WikiLeaks’ Assange Accuses Google & Facebook Of Influencing Brexit Vote

Britain Wikileaks Assange

Wikileaks founder Julian Assange looks up as he speaks on the balcony of the Ecuadorean Embassy in London, Friday, Feb. 5, 2016. A U.N. human rights panel says WikiLeaks founder Julian Assange, who has been squirreled away inside the Ecuadorean Embassy in London to avoid questioning by Swedish authorities about sexual misconduct allegations, has been “arbitrarily detained” by Britain and Sweden since December 2010. The U.N. Working Group on Arbitrary Detention said his detention should end and he should be entitled to compensation. (AP Photo/Kirsty Wigglesworth)

LONDON — WikiLeaks says its founder, Julian Assange, could be freed as a consequence of the United Kingdom voting to leave the European Union.

June 19 marked the 4th anniversary of the day Assange entered the Ecuadorean Embassy in London under asylum, where he remains confined despite the United Nations’ assertion that his confinement constitutes “arbitrary detention.”

Assange is wanted for questioning in Sweden over allegations of improper sexual behavior with two women. He was granted political asylum by Ecuador over fears that he would be extradited from Sweden to the United States, where he could face decades in prison thanks to a secretive federal grand jury convened to consider charges over WikiLeaks’ hosting of classified, leaked documents.

But on Thursday, in the so-called “Brexit” referendum, U.K. residents narrowly voted to leave the EU, and Assange believes this historic moment could eventually lead to a dramatic change in his circumstances.

Appearing by video connection from the embassy in a June 12 interview with the ITV News program “Peston on Sunday,” Assange told host Robert Peston that because he’s facing arrest under a European arrest warrant (or EAW), the U.K. claims it’s forced to engage in an “extremely expensive siege” of the embassy. Round-the-clock monitoring of the embassy, which would enable British authorities to immediately place Assange under arrest if he steps outside, has cost the U.K. about £15 million, according to a live counter published by GovWaste.co.uk.

“That’s a fundamental basis of sovereignty, is random officials in the rest of the European Union can’t suddenly force your police to arrest people,” Assange said, noting that he is not the only person in this situation.
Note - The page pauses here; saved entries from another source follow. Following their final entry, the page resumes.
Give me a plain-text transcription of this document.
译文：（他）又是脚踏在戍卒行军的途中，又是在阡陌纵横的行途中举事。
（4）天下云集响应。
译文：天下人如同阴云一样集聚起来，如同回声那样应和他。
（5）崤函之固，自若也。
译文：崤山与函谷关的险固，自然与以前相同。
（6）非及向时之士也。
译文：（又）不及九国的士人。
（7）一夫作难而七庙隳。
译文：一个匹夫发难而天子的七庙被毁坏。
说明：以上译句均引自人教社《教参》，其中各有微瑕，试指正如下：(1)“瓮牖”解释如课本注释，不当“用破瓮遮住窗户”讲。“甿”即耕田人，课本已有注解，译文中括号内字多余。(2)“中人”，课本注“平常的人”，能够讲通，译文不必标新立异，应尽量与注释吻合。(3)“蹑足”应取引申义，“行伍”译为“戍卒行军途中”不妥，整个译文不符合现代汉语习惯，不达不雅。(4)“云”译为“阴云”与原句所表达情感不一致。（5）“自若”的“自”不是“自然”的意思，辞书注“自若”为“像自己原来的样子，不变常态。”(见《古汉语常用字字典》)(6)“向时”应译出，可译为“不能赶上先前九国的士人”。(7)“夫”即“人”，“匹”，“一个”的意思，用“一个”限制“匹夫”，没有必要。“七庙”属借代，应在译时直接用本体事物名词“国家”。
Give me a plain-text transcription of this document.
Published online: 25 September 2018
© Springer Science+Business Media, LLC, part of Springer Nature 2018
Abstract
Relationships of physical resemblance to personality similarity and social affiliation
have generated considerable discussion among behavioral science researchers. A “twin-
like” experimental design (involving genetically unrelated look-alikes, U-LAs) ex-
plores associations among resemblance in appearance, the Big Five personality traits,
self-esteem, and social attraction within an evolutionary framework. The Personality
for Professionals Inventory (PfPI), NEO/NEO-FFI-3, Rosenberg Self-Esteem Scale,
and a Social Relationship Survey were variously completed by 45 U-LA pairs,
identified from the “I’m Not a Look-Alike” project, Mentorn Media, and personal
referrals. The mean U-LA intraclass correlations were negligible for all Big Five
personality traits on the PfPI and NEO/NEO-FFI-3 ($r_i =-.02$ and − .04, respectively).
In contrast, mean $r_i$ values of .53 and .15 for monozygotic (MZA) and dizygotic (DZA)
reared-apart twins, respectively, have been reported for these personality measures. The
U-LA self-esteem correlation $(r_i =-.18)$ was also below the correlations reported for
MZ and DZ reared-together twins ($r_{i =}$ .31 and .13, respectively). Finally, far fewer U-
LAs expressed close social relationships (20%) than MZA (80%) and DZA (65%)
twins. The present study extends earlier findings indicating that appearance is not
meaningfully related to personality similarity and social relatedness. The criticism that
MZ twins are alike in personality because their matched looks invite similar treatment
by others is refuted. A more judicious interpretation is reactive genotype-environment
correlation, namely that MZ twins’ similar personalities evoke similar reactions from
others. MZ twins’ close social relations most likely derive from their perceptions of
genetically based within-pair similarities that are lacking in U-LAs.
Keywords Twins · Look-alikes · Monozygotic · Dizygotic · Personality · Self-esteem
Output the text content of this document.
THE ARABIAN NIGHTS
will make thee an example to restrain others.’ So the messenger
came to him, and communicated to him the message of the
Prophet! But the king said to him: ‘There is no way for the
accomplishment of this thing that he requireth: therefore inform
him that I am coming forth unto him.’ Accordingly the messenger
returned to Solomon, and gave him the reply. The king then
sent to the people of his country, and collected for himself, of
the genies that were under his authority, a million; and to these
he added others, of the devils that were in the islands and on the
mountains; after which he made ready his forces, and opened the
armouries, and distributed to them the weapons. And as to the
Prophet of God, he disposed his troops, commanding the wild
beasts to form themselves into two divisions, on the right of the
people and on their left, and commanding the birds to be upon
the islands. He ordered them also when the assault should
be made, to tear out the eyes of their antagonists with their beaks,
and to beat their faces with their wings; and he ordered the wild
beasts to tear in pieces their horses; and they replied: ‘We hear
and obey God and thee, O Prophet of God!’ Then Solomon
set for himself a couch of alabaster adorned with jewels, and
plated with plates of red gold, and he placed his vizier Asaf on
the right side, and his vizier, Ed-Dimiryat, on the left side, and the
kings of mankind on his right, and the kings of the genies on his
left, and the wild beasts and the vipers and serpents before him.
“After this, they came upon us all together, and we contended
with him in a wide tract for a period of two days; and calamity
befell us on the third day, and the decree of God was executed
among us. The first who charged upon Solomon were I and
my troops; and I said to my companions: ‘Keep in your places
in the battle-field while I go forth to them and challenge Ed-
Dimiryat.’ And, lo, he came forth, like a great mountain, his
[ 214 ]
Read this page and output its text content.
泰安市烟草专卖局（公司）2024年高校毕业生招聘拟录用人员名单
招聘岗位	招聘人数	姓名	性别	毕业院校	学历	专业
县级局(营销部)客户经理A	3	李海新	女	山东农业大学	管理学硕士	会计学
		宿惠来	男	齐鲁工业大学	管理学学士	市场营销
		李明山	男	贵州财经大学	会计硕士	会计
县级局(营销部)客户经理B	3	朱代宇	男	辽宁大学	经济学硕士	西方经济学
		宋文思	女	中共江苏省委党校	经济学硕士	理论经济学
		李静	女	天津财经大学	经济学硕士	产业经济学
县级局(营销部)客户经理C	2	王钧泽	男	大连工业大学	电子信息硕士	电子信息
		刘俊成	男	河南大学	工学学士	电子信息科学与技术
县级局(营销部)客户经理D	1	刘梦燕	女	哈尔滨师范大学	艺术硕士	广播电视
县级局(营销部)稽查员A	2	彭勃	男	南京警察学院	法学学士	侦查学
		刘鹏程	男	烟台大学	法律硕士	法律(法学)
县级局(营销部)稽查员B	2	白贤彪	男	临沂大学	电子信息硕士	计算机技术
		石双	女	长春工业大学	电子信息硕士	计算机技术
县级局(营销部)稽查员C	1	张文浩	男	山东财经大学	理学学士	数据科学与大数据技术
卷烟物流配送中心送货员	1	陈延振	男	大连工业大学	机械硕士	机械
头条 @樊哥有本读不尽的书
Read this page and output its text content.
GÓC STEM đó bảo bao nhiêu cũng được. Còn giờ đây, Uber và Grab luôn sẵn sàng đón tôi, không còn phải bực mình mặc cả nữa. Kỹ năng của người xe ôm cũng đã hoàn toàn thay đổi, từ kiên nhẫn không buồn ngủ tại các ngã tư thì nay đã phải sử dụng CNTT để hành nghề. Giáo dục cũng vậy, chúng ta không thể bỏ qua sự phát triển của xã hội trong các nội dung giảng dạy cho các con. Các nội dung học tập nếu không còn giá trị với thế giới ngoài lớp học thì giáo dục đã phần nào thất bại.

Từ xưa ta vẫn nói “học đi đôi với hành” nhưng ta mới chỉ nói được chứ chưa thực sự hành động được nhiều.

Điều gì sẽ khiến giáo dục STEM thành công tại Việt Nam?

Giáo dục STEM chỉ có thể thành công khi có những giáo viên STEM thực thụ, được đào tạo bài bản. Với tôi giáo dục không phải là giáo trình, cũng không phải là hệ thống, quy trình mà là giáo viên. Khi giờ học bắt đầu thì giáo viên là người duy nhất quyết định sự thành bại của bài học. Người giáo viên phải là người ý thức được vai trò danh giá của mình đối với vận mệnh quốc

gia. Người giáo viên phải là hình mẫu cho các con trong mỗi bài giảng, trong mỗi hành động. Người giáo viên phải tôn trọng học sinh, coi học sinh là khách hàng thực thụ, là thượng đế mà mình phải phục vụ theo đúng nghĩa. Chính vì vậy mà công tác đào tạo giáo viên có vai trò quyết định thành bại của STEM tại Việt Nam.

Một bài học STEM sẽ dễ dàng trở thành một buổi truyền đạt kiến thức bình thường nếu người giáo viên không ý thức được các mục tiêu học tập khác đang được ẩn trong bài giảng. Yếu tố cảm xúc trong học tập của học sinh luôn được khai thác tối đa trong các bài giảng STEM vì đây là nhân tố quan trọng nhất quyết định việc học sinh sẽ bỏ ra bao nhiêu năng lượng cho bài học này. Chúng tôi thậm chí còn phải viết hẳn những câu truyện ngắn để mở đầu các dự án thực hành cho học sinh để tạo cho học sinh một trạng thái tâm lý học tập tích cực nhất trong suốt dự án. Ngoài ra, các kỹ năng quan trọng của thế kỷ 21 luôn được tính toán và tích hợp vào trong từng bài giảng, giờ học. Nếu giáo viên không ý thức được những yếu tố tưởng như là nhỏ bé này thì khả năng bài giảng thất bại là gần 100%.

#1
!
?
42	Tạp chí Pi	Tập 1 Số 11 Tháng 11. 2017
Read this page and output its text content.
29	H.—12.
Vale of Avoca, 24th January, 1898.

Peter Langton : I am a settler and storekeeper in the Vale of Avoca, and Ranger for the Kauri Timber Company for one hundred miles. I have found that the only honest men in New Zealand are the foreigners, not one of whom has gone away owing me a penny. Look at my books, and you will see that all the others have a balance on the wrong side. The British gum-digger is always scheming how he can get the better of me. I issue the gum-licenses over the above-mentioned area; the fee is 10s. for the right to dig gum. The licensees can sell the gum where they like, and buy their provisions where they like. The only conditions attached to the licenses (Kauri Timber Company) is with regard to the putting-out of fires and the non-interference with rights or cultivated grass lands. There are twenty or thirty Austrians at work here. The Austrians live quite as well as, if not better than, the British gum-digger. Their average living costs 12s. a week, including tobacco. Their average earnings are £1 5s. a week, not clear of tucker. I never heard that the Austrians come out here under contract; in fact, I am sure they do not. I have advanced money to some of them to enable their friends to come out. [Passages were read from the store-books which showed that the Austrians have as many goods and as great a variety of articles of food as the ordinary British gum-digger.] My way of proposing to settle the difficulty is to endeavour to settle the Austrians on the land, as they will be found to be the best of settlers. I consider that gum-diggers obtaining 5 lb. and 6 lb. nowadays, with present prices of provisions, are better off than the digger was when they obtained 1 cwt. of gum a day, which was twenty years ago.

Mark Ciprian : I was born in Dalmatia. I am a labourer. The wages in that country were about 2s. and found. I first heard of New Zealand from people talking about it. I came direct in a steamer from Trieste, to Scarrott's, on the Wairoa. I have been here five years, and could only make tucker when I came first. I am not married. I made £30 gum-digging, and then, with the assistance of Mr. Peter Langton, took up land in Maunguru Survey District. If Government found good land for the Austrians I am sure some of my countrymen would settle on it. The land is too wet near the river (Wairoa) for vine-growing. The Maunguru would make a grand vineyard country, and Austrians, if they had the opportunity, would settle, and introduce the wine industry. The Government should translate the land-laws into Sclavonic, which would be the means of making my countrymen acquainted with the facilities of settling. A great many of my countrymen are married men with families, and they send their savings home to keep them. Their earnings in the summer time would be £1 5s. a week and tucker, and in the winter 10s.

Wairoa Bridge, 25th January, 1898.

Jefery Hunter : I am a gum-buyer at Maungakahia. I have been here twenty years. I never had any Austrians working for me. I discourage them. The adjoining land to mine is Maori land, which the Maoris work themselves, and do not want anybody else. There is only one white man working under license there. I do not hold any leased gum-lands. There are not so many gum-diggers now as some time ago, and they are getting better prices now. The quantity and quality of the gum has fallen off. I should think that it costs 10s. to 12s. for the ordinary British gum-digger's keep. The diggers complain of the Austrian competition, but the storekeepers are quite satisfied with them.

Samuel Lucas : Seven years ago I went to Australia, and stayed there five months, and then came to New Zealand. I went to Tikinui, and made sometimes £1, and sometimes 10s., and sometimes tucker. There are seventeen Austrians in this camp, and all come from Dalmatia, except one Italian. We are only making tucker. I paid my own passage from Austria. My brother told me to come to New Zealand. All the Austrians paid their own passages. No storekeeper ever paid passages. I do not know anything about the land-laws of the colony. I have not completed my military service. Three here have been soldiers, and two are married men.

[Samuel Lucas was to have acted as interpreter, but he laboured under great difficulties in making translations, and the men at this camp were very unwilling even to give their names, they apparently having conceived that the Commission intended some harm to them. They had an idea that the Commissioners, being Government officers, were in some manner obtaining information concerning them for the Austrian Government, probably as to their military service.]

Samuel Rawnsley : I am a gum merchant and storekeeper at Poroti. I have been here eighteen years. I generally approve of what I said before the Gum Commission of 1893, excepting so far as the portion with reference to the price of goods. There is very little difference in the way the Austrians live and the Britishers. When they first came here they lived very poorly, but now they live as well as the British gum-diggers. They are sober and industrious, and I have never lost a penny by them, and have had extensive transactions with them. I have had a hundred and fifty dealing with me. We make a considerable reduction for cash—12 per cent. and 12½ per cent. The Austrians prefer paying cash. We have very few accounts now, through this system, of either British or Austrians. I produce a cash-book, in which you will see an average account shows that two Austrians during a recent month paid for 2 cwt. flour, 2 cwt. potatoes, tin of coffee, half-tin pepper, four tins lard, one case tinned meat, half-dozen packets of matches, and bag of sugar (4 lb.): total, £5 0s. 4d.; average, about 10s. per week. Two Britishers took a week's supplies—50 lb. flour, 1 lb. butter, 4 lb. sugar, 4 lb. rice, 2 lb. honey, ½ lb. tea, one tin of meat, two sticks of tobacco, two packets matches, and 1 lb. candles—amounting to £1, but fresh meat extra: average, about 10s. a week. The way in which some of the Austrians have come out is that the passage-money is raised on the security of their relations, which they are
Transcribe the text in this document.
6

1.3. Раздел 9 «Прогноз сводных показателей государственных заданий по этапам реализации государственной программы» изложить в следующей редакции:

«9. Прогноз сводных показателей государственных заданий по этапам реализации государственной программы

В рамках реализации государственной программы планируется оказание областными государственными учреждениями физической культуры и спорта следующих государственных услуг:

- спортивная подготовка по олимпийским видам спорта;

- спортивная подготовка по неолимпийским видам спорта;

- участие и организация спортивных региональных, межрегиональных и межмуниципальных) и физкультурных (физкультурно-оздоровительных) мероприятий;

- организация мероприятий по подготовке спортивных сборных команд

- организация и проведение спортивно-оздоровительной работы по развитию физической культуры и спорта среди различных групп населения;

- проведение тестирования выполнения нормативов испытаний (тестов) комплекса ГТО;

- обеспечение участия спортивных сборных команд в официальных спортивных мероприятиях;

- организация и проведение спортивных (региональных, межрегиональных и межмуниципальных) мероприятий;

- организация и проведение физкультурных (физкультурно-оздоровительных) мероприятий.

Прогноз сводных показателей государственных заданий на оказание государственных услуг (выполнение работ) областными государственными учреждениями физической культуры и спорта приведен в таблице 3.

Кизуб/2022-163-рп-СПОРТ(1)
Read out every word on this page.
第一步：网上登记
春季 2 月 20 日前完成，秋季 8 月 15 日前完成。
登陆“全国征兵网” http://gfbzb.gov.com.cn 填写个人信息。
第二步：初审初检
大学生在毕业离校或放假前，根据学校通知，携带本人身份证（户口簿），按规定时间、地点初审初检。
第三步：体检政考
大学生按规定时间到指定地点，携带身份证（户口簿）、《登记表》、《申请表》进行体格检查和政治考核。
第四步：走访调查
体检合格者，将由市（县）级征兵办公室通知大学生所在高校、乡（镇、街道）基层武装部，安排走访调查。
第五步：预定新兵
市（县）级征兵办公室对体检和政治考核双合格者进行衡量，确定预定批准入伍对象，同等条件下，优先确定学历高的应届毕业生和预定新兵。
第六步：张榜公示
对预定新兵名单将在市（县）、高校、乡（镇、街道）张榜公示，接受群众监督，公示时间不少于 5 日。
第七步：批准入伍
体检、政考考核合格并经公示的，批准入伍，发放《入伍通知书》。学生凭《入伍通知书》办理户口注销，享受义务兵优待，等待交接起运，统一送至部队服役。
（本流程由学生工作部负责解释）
He said this was one reason he personally supported a “Leave” vote on the Brexit referendum.

Watch “Julian Assange interview” from “Peston on Sunday”

Speaking more broadly, Assange told Peston, “The U.K. is bad for the EU, but also the EU is bad for the U.K. because it permits a lack of democratic accountability in this country” by allowing the British government to support neoconservative policies while blaming them on EU legislation.

The WikiLeaks founder also accused tech companies like Facebook and Google of trying to leverage their control over users’ online experience to influence the Brexit vote.

During a roundtable discussion of the Brexit hosted live on YouTube, Assange reported that Facebook was urging its users in the U.K. to go out and vote, and to use status updates to inform their friends that they’d voted. He called this campaign “a political statement” not just endorsing the referendum, but attempting to influence it. The demographics of Facebook users often skew toward younger people, who also tended to vote for the U.K. to remain in the EU.

Assange said Google was “even worse” than Facebook in its attempts to influence the vote, because Google’s homepage featured a link to the British government’s Brexit homepage, “and of course the government is pushing to stay in.”

“Both these titanic American companies … [were] trying to influence the vote,” he noted.